L’un de ces blocages à lever serait la question de savoir pourquoi l’alternance au sommet de l’Etat du Cameroun doit- elle être considérée comme une éventualité épouvantable ? Ahidjo était ‘’ Haoussa’ comme dit le petit peuple, Biya est Fang-Beti Boulou ; pourquoi l’éventualité qu’un de nos compatriotes désigné comme un anglo- bami soit un jour Président de la Republique est présenté par certains comme un apocalypse que l’on soutient avec les fantasmes conspirationistes les plus délirants.

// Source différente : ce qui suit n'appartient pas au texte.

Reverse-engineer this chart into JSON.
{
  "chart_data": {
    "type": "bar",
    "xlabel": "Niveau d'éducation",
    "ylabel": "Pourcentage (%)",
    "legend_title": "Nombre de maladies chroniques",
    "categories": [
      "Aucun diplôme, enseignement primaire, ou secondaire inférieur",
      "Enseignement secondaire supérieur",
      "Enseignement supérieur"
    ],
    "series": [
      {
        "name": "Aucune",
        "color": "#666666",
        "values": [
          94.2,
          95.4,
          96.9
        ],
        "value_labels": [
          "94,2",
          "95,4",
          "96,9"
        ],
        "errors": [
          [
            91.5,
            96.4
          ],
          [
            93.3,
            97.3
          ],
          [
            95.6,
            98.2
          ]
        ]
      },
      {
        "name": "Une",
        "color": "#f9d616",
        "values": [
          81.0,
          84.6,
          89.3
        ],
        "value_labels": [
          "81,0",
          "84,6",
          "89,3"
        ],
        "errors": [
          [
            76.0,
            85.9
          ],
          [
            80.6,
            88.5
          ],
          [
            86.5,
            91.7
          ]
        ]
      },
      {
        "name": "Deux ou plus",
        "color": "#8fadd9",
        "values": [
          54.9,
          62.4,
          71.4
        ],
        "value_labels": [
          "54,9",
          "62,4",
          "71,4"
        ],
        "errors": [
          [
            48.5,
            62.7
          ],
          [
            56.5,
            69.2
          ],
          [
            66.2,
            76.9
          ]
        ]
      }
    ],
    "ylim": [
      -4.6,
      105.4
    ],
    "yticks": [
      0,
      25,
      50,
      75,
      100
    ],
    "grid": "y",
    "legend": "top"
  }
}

Cette deuxième Tripartite devra aider à changer la mentalité des Camerounais. Le Cameroun doit être un pays de citoyens égaux en droits et en devoirs, chacun pouvant accéder à toutes les fonctions. Plutôt que de penser que les Camerounais peuvent encore être impressionnés par ses ‘’ ministres’’ qui de manière manifeste ont perdu toute crédibilité aux yeux des populations, le régime doit travailler à élaborer une formule sérieuse de sortie de crise qui épargnerait le pays d’une épreuve de plusieurs mois identique à celle vécue dans les années 90.